The H2O Performance Difference
by Dr. Graham
Published: Fri, 18 Mar 2016
According to sports science, measurable decline in performance is noted when hydration levels drop by as little as one percent of total body weight. Strength, endurance, speed, and other significant factors are affected adversely. During heavy exercise, especially in hot weather, a grown man could sweat off one percent of his weight in a matter of fifteen minutes! No wonder we see marathon runners, triathletes, and Tour de France riders drinking water every few minutes.

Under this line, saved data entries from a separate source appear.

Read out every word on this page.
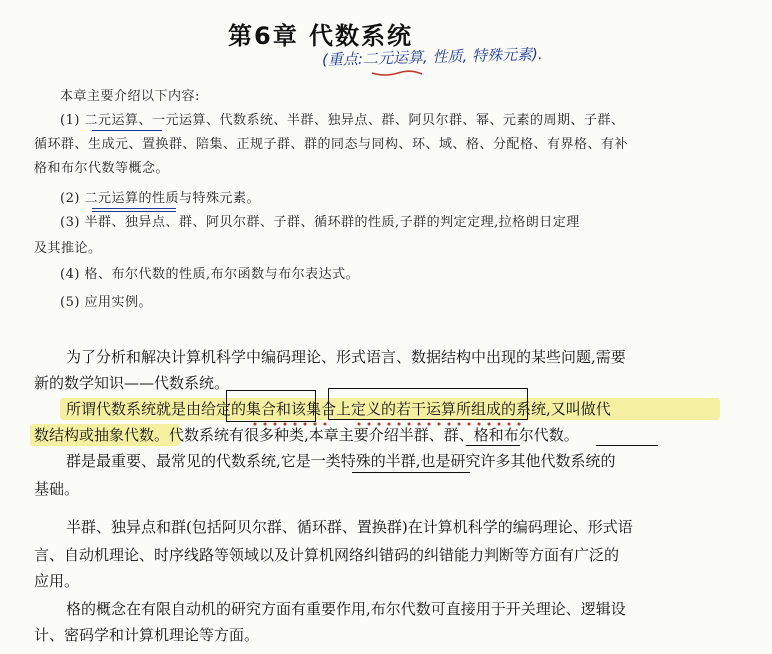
第6章 代数系统
(重点:二元运算, 性质, 特殊元素).
本章主要介绍以下内容:
(1) 二元运算、一元运算、代数系统、半群、独异点、群、阿贝尔群、幂、元素的周期、子群、
循环群、生成元、置换群、陪集、正规子群、群的同态与同构、环、域、格、分配格、有界格、有补
格和布尔代数等概念。
(2) 二元运算的性质与特殊元素。
(3) 半群、独异点、群、阿贝尔群、子群、循环群的性质,子群的判定定理,拉格朗日定理
及其推论。
(4) 格、布尔代数的性质,布尔函数与布尔表达式。
(5) 应用实例。
为了分析和解决计算机科学中编码理论、形式语言、数据结构中出现的某些问题,需要
新的数学知识——代数系统。
所谓代数系统就是由给定的集合和该集合上定义的若干运算所组成的系统,又叫做代
数结构或抽象代数。代数系统有很多种类,本章主要介绍半群、群、格和布尔代数。
群是最重要、最常见的代数系统,它是一类特殊的半群,也是研究许多其他代数系统的
基础。
半群、独异点和群(包括阿贝尔群、循环群、置换群)在计算机科学的编码理论、形式语
言、自动机理论、时序线路等领域以及计算机网络纠错码的纠错能力判断等方面有广泛的
应用。
格的概念在有限自动机的研究方面有重要作用,布尔代数可直接用于开关理论、逻辑设
计、密码学和计算机理论等方面。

When exercising heavily, especially when there is a strong cardio component to the exertions, much of our digestive functioning is depressed. Digestion and absorption are effectively put on hold so that the body’s physiology can best support the exercise being undertaken. When at rest, a person might drink two or three glasses of water, one right after the next, with no problem. Many people can easily drink a quart of water, and some people two quarts, with no repercussions, requiring but a few minutes to absorb the lot. But when performing cardio exercise, more than just a few sips of water will result in great discomfort, as the water will simply sit in the stomach and slosh around, and will not be absorbed. Small quantities of water consumed often will work far better than waiting until you are a quart or two behind in your water needs. You will be more comfortable, and will perform better, if you drink small quantities with frequency.

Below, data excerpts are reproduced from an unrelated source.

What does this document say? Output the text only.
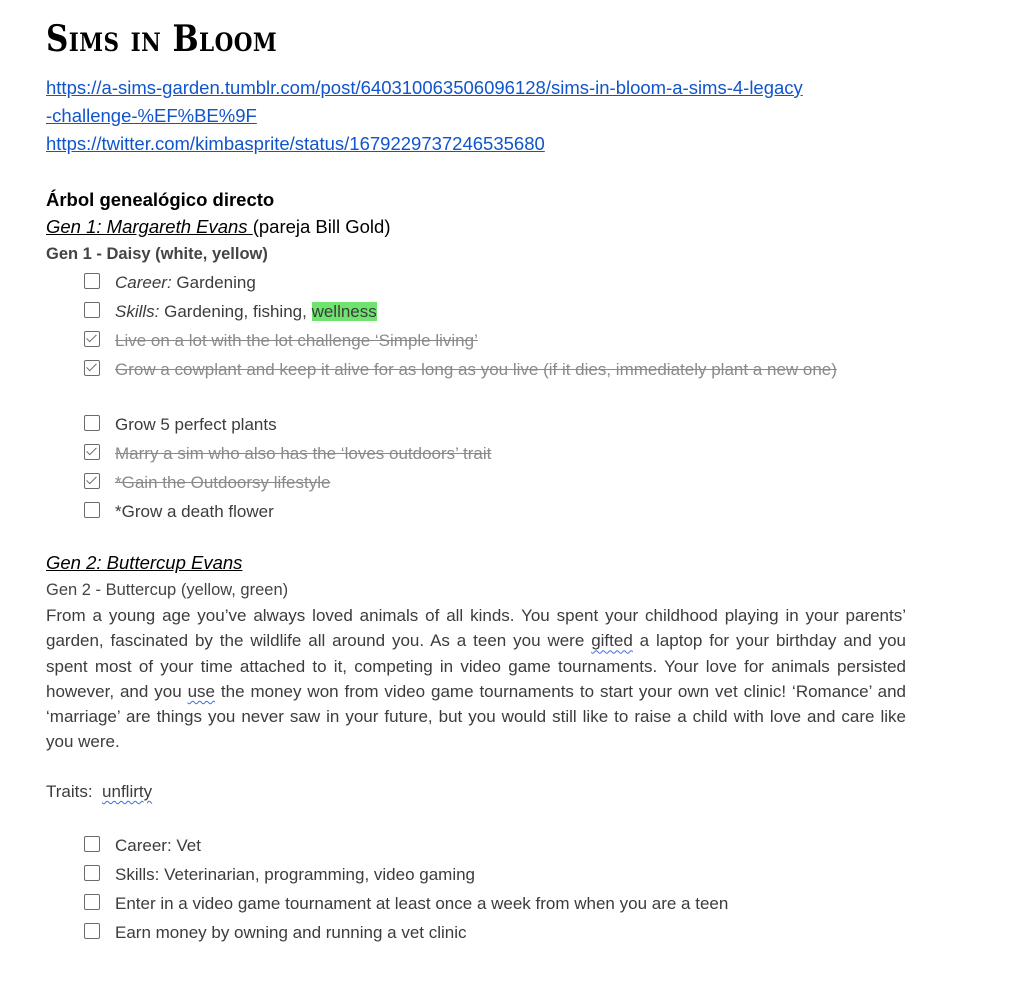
Sims in Bloom
https://a-sims-garden.tumblr.com/post/640310063506096128/sims-in-bloom-a-sims-4-legacy
-challenge-%EF%BE%9F
https://twitter.com/kimbasprite/status/1679229737246535680
Árbol genealógico directo
Gen 1: Margareth Evans (pareja Bill Gold)
Gen 1 - Daisy (white, yellow)
Career: Gardening
Skills: Gardening, fishing, wellness
Live on a lot with the lot challenge ‘Simple living’
Grow a cowplant and keep it alive for as long as you live (if it dies, immediately plant a new one)
Grow 5 perfect plants
Marry a sim who also has the ‘loves outdoors’ trait
*Gain the Outdoorsy lifestyle
*Grow a death flower
Gen 2: Buttercup Evans
Gen 2 - Buttercup (yellow, green)
From a young age you’ve always loved animals of all kinds. You spent your childhood playing in your parents’ garden, fascinated by the wildlife all around you. As a teen you were gifted a laptop for your birthday and you spent most of your time attached to it, competing in video game tournaments. Your love for animals persisted however, and you use the money won from video game tournaments to start your own vet clinic! ‘Romance’ and ‘marriage’ are things you never saw in your future, but you would still like to raise a child with love and care like you were.
Traits:  unflirty
Career: Vet
Skills: Veterinarian, programming, video gaming
Enter in a video game tournament at least once a week from when you are a teen
Earn money by owning and running a vet clinic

Hence we have a clear case of intellect over instinct. Performance will be hindered before you even sense that you are thirsty. If you know you are going to be intensely active for an extended time, or in extremely hot conditions, or both, drinking sufficient water is a must - before during and after you exercise. The risk of heat exhaustion is real.
While it is true that those of us following the principles of The 80/10/10 Diet tend to have more physiological leeway than others when it comes to hydration, we still are affected adversely when our water levels go low. You must do more than simply obey your thirst. You must pay attention to the other dehydration signals your body gives, plan ahead for extended exertions, and respect the weather conditions. Do not wait until thirst threatens to bring your play to a halt. Drink as you go, and stay hydrated. When dehydration hits, it isn’t pretty, and your ability to stay active will grind to a halt, possibly for many days.